Stratigraphy refers to the study of layers of sedimentary and volcanic rocks. These series of layers, deposited under related environmental conditions and appearing in chronological order, may reveal relationships between rock masses within a continent and even beyond; and they tell the story of how geological features have changed over time.
Cheney reflects that in the 1960s, and indeed until the 1980s, almost all geoscientists scoffed at the notion put forth by Wheeler that stratigraphic sequences extended across North America and even to Great Britain and Russia. It was a concept ahead of its time, before the idea of continental plate tectonics was developed to explain how land masses of the earth's crust have shifted and collided over geologic time, causing the same stratigraphic sequences to occur on different continents.
In the 1950s, Wheeler published many papers on the principles of stratigraphy, and in 1959 published on unconformity-bounded units. An unconformity is a break or gap in the geologic record, where the layers are missing because of erosion or other processes. He used stratigraphic principles to show, for example, that the Columbia River basalts once extended over, not below, the Cascade Range of Oregon. Professor L. L. Sloss of Northwestern University and his coworkers were the actual discoverers of sequence stratigraphy in the late 1940s in the area of Dillon, Montana, but Sloss credits Wheeler with establishing the theoretical framework for studying stratigraphy and for recognizing the meaning and importance of unconformities in the geologic record.

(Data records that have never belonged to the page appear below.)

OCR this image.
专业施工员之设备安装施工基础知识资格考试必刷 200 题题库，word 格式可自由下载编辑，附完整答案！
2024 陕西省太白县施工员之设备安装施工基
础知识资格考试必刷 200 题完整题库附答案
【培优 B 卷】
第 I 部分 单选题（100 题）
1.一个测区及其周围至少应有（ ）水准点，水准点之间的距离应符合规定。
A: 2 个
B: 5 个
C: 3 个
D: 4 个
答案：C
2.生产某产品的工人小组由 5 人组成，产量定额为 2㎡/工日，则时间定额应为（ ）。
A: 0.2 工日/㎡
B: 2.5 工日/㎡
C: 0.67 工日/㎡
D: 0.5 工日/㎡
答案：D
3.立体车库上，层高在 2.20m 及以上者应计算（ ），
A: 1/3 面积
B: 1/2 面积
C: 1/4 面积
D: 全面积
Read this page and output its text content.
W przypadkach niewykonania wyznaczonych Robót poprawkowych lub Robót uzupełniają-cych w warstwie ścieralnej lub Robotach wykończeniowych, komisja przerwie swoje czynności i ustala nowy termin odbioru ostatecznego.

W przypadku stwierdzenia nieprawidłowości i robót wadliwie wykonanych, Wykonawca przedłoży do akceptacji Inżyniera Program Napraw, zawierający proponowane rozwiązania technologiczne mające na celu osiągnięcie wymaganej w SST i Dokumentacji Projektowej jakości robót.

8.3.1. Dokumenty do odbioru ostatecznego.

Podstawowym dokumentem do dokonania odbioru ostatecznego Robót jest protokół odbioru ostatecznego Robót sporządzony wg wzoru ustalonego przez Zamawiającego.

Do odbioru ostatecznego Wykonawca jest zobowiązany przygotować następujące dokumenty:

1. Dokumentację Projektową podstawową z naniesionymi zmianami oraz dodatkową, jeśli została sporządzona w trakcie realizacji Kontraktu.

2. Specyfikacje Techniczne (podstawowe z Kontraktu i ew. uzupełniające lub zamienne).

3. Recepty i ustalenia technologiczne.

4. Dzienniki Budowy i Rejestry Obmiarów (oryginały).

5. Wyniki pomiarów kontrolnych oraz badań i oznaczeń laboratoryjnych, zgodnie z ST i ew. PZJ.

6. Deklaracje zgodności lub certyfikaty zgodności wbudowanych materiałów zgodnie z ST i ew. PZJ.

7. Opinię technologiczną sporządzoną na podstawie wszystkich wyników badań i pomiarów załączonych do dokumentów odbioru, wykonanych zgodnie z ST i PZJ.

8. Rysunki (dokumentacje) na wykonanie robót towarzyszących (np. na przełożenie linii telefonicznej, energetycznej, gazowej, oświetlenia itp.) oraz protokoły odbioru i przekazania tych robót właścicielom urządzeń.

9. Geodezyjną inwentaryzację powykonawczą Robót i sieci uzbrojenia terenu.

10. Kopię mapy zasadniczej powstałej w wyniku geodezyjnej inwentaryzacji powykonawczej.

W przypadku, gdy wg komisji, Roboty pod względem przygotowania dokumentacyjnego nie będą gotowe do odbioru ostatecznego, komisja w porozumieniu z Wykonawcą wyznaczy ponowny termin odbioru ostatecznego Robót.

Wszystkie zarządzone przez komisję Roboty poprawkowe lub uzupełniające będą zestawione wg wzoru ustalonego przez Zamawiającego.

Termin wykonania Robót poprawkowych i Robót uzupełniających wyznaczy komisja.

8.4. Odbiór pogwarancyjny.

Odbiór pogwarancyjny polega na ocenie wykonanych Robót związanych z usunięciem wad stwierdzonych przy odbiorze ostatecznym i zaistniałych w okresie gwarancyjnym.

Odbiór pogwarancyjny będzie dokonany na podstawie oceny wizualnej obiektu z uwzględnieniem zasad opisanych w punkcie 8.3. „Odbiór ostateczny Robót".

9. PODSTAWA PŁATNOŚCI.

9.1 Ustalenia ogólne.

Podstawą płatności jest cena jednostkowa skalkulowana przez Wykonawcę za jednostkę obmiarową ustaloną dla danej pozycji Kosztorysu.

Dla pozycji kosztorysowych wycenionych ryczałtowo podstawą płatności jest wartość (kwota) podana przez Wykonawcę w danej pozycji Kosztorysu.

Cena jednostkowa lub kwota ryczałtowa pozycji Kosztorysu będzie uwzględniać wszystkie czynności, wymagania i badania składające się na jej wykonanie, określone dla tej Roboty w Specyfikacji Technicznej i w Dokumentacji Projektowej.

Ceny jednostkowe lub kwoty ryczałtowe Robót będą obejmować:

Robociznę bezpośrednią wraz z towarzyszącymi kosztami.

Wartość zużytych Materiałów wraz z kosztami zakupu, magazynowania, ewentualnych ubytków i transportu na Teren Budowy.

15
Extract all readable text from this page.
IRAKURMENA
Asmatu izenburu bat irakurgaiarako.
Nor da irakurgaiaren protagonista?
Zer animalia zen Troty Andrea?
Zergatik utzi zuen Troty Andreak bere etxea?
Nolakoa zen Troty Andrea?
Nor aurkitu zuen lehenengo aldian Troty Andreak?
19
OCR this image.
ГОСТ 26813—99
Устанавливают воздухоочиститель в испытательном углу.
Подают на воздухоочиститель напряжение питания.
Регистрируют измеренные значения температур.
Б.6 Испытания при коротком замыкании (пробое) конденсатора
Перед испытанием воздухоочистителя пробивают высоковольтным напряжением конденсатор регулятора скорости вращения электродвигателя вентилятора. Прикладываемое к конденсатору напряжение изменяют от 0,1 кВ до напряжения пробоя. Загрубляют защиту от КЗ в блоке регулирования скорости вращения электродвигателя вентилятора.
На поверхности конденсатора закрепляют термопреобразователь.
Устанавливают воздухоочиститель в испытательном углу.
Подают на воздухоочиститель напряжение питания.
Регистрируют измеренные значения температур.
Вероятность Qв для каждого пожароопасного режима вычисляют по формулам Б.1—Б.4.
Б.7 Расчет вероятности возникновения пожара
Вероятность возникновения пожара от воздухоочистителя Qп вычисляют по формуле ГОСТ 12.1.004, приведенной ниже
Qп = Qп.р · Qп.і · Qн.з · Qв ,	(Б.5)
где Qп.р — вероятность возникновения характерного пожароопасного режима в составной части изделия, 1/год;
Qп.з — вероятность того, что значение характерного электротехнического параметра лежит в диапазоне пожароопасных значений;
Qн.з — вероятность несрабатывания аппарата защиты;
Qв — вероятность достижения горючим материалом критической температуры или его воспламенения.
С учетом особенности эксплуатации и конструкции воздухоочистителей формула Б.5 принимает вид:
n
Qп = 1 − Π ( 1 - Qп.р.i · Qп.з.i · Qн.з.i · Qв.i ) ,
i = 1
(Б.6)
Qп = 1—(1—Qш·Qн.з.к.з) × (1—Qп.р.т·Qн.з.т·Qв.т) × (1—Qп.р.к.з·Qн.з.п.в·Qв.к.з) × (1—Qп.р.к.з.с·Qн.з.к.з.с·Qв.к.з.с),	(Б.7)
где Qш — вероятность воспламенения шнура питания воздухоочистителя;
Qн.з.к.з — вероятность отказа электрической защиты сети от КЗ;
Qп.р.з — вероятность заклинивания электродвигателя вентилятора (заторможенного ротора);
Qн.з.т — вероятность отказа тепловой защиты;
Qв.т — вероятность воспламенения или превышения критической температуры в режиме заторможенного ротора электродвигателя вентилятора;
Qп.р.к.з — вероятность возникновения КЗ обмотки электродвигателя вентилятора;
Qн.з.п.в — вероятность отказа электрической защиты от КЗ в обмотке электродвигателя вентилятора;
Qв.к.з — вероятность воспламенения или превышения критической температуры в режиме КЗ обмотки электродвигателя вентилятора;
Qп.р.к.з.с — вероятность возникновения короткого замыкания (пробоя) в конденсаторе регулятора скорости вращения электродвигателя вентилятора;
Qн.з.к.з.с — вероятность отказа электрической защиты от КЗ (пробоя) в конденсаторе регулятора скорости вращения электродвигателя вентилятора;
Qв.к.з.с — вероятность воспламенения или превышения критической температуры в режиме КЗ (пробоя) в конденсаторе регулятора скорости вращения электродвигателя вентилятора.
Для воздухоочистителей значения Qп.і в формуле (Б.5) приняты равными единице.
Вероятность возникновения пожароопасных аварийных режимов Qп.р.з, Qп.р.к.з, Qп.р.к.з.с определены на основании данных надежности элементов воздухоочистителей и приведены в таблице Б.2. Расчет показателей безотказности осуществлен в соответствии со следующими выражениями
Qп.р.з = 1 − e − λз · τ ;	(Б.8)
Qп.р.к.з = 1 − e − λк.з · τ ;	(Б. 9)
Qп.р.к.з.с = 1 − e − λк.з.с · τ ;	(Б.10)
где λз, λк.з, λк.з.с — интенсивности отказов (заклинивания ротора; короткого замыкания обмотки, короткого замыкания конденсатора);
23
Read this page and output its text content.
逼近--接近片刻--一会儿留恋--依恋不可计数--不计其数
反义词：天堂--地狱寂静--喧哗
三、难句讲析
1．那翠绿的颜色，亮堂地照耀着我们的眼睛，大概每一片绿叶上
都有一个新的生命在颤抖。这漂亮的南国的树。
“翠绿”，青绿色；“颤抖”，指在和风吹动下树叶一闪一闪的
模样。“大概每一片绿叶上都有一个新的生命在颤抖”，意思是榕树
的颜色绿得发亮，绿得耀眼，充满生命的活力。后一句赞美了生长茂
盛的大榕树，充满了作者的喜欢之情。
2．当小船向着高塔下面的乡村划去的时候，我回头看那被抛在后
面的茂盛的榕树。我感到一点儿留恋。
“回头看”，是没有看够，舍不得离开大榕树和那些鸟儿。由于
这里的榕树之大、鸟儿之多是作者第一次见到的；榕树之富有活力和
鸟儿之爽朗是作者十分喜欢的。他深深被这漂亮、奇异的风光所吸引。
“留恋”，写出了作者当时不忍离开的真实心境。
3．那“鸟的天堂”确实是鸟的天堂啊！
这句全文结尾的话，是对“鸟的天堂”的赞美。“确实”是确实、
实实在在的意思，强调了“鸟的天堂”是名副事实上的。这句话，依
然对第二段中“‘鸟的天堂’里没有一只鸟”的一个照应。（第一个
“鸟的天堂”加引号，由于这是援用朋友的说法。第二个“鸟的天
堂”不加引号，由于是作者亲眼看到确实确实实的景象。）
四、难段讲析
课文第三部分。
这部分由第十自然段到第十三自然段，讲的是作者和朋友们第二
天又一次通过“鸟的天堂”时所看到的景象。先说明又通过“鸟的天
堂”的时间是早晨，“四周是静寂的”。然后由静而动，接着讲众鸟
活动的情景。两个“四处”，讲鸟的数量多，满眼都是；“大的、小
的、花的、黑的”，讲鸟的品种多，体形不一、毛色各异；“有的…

Cheney reflects that Wheeler's concepts of time-stratigraphy, unconformity-bounded sequences, long-distance correlation, and global changes of sea level were not widely accepted until after 1977, when Peter Vail, former student of Sloss, and colleagues at Exxon published a landmark paper on seismic stratigraphy. They used artificially-produced ground vibrations reflected off rock layers and computer technology to image stratigraphic sequences. Rumor has it that Vail burst from his office at Exxon crying "Eureka, I have discovered Wheeler!" although "this could be apocryphal," says Cheney.
"While alive, Harry rarely received the recognition he was due," notes Cheney. "He had neither seismic stratigraphy as a method nor plate tectonics as a conceptual basis. Like all great concepts, it seems simple and obvious in hindsight. It is so obvious and powerful that, as one of the previous scoffers, I'm one of those now bringing sequence stratigraphy to some of the world's oldest (1.4- to 3.1-billion-year-old) rocks."
A report of the International Subcommission of Stratigraphic Classification in 1987, the year Wheeler passed away, acknowledged Wheeler's role as the first to recognize and understand unconformity-bounded stratigraphic sequences.